5. If you don’t want to use an extension that you’ve tried out make sure to remove it rather than just set it inactive. This way all the files will be deleted from the server. You can easily reinstall extensions when needed.
6. Check and apply upgrades and patches as they appear, especially if they include security updates.
7. Check the site regularly for any unauthorised changes. Use info:domain in Google to see the results of indexing.
8. As a last point make sure you backup the database, templates, images and other media, and anything else that has been uploaded to the site or customized. Your web host may provide a facility to backup the MySQL database, but if not then learn to use phpMyAdmin, it should be provided by the web host.
Joomla is a great piece of software and most issues of security are down to server config and user error. You can remove both issues by taking a little time to understand how to maintain a secure Joomla site.
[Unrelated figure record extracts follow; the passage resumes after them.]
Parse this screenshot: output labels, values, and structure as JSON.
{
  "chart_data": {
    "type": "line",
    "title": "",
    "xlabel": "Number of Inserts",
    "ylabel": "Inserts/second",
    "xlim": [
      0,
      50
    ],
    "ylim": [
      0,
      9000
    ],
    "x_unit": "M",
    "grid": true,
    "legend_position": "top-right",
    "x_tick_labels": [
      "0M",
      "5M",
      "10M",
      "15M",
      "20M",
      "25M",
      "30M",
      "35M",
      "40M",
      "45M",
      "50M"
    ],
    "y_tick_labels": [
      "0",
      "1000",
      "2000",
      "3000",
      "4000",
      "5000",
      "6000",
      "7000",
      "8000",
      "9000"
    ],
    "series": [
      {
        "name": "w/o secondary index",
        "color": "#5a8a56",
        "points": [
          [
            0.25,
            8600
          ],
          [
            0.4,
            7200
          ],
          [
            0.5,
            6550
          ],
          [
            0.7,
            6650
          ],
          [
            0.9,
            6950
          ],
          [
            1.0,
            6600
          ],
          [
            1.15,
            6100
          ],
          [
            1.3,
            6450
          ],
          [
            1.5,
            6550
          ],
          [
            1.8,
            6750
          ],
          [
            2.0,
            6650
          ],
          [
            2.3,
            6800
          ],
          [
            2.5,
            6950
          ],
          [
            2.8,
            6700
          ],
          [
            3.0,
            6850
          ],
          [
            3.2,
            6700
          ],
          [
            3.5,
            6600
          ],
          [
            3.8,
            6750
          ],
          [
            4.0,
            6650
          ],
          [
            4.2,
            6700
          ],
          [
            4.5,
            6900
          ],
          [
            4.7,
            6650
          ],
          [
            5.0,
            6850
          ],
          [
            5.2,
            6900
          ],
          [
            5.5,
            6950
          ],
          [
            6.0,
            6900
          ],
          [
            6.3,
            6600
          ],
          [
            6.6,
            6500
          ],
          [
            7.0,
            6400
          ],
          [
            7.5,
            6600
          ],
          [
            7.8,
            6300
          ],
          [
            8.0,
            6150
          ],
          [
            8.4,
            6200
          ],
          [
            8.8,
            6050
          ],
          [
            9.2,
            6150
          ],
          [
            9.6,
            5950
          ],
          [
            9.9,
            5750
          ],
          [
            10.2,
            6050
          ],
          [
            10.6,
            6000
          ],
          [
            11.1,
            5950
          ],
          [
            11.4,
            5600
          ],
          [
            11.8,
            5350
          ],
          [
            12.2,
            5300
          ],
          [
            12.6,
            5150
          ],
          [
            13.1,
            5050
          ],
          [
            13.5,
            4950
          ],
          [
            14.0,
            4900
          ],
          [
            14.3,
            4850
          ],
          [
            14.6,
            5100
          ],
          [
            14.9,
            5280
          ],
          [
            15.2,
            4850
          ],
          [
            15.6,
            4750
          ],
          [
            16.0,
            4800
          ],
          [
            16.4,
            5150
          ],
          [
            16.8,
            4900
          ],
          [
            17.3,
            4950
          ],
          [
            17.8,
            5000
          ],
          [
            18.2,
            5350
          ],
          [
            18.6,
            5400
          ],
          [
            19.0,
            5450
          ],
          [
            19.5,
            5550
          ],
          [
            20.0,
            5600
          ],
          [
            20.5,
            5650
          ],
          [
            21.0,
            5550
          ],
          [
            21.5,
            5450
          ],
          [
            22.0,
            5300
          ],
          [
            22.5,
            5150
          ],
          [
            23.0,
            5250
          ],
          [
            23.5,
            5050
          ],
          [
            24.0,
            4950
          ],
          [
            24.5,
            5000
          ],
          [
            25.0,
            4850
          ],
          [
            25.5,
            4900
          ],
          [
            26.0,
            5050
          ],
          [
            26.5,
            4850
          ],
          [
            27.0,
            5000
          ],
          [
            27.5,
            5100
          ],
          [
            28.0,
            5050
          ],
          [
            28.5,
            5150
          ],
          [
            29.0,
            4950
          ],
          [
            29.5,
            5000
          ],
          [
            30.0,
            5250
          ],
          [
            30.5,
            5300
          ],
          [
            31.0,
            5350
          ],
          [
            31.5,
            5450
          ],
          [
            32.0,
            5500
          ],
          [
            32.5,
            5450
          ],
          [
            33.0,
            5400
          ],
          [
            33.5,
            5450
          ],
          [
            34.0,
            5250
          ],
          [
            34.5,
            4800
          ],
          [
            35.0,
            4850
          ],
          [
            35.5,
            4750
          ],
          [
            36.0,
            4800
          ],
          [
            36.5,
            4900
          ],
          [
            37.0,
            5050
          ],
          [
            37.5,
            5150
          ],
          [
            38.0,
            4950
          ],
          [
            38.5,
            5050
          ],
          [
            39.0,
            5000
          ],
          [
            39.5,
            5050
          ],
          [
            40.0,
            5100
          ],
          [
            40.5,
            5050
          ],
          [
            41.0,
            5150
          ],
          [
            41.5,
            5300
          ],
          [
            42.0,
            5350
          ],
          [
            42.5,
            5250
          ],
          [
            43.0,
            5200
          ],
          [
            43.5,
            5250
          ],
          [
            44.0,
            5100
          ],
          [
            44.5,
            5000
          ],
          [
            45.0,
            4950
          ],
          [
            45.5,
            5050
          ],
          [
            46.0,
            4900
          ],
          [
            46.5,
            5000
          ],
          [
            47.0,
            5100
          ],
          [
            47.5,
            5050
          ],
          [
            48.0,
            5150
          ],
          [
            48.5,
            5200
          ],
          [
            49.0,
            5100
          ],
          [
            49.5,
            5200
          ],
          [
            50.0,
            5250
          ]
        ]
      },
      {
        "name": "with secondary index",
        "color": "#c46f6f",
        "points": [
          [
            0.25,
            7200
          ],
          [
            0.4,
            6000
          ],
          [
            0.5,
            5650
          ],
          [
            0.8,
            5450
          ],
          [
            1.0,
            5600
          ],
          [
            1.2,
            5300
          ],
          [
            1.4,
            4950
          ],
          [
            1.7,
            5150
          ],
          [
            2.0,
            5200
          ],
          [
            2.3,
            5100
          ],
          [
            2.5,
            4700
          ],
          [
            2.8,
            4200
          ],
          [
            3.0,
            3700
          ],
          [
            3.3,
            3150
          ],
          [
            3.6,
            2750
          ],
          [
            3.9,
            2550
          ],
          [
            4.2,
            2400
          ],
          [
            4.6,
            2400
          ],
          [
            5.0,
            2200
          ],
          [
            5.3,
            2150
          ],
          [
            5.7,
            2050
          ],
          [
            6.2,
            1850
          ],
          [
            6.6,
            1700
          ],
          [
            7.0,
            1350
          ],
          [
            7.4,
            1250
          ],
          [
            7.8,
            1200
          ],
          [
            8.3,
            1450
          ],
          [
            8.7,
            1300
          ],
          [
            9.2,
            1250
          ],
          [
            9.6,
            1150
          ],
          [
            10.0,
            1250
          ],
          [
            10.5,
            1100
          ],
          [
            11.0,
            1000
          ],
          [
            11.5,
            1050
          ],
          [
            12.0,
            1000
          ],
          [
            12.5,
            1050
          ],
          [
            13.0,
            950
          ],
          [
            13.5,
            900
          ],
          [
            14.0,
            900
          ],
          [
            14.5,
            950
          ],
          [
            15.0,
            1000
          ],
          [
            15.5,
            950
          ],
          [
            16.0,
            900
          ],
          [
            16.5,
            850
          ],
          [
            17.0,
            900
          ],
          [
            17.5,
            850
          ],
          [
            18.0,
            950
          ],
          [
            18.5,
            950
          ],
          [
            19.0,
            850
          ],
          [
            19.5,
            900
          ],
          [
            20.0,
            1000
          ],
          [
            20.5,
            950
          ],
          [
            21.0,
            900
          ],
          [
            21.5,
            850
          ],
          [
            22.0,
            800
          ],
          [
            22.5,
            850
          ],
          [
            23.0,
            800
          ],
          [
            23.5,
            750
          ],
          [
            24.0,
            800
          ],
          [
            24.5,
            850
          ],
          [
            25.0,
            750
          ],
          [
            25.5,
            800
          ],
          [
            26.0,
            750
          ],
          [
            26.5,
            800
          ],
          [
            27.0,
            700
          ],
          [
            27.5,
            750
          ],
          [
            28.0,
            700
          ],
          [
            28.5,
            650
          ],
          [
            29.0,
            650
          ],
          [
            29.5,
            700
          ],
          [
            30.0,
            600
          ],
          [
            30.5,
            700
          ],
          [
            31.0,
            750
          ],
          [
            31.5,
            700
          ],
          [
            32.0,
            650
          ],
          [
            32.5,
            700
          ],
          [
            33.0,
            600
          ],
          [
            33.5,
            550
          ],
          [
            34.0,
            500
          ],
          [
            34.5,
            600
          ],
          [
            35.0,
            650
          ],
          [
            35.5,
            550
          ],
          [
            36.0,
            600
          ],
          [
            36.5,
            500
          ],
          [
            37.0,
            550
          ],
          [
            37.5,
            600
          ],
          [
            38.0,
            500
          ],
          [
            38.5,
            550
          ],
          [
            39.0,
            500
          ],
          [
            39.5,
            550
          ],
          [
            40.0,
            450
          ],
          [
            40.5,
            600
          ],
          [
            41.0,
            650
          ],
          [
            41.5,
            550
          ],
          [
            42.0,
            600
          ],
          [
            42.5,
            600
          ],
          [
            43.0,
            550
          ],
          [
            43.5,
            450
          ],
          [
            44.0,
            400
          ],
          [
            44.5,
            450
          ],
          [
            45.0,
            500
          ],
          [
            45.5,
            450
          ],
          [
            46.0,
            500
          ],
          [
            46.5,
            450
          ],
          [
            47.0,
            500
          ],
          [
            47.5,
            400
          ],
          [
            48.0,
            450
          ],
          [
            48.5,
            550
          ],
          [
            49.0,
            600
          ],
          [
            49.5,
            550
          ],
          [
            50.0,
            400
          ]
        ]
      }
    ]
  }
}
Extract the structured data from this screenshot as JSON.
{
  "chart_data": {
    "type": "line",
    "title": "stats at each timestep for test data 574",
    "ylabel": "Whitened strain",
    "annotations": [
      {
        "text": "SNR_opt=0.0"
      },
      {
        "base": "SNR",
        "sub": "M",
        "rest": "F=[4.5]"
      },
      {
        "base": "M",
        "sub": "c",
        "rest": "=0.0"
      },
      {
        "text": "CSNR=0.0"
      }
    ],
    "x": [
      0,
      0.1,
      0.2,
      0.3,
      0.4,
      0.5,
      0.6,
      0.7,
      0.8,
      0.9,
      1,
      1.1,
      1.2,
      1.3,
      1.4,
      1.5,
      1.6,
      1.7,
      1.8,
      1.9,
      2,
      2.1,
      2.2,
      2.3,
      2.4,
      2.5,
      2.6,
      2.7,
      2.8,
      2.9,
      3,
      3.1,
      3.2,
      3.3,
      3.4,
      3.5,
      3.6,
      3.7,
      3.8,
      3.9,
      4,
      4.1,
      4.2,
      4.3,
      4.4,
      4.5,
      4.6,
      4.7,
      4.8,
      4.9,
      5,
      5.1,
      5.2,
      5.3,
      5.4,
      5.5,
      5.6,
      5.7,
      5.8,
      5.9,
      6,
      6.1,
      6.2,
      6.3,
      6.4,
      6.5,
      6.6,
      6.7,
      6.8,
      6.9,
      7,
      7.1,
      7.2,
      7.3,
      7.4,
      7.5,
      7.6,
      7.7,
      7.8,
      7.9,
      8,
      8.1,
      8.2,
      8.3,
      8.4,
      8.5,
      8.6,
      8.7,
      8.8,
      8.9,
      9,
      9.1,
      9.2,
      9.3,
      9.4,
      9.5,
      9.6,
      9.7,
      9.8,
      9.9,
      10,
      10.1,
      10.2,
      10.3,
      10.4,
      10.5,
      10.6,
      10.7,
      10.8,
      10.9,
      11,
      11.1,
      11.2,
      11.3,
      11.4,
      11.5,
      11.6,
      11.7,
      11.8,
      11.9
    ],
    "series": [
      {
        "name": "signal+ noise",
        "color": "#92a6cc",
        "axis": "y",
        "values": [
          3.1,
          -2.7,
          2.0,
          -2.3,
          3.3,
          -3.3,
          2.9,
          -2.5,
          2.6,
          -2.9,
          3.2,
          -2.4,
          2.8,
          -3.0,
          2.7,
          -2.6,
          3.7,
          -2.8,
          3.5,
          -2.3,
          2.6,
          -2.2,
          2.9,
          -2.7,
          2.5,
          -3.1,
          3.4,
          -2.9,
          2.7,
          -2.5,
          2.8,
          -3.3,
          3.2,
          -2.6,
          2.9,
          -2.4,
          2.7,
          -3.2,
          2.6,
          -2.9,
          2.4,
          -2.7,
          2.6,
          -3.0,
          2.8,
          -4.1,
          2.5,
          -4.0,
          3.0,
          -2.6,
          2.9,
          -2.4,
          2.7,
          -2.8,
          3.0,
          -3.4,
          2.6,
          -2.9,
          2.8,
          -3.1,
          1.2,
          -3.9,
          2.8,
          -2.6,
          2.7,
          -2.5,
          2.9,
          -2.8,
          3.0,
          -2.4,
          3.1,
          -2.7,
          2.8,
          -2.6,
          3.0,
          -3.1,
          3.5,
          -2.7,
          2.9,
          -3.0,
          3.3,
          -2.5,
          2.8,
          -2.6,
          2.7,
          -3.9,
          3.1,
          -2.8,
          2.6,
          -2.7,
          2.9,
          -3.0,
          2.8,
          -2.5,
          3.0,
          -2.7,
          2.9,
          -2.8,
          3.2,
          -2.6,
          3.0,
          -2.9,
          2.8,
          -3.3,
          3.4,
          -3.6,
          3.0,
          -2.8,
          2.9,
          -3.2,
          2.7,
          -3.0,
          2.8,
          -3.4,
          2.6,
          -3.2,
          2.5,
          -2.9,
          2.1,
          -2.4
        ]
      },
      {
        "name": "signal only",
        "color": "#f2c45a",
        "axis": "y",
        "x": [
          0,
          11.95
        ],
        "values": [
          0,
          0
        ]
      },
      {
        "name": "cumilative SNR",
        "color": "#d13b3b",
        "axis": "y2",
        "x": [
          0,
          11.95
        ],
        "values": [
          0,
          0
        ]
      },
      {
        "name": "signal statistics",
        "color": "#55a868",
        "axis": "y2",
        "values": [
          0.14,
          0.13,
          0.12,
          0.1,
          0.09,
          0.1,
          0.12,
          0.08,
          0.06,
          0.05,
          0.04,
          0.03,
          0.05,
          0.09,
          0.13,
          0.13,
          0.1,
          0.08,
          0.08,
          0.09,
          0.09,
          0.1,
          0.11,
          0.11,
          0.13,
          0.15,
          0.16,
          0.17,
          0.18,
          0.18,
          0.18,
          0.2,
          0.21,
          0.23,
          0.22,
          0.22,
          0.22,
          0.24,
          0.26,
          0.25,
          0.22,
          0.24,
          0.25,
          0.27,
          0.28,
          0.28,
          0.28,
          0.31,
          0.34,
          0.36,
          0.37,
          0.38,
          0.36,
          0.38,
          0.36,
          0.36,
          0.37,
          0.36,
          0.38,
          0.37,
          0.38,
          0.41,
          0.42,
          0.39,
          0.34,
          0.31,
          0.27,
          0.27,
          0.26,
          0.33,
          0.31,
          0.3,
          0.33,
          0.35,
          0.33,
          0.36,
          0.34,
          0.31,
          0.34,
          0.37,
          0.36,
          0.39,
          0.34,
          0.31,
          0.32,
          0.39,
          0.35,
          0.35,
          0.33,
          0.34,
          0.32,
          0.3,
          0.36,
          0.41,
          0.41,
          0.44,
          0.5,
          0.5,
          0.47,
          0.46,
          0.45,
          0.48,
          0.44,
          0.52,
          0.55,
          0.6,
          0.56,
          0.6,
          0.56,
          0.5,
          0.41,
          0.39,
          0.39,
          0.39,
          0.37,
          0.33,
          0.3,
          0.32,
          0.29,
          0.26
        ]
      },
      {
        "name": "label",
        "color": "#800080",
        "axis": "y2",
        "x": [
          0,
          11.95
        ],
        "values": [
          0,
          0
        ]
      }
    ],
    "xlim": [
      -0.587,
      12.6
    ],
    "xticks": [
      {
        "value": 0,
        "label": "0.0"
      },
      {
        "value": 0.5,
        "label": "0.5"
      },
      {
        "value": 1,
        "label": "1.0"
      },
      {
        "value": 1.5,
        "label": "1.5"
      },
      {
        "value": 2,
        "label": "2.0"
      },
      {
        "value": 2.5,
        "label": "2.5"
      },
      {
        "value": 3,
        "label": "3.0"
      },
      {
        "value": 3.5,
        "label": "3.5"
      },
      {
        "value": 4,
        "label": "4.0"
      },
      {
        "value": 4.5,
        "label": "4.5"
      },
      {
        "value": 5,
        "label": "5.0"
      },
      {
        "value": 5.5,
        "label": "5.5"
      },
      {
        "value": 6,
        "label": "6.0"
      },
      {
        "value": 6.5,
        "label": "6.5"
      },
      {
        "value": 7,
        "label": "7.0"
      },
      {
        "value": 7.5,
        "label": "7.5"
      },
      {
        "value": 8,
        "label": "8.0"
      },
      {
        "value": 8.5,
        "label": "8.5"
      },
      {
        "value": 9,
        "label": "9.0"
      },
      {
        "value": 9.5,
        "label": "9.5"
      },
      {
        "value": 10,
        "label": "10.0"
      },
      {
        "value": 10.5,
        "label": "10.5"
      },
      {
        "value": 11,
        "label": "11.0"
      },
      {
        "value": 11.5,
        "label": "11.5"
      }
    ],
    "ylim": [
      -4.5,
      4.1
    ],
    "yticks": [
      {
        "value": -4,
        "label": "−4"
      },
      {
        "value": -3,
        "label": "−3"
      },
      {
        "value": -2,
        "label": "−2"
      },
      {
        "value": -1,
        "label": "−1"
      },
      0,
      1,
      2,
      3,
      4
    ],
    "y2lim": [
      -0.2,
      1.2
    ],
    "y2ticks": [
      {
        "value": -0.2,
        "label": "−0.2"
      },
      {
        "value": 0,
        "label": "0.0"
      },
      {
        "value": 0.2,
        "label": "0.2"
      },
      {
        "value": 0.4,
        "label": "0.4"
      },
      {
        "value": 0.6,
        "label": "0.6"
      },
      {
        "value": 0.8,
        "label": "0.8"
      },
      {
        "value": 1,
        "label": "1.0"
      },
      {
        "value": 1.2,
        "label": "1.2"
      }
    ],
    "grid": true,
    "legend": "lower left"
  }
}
Well-written. Thanks. I have been learning a lot about content management lately. I have also been experimenting with setting up an e-commerce site using WordPress. Have you ever done that? Any suggestions for me? It’s pretty fun learning it. If you’d like to see my blog it’s here. Thanks again for this blog – it is really educational.
Love this post! Thanks for this. I’ll be sure to come back again. P.S: I’ve bookmark your site as well.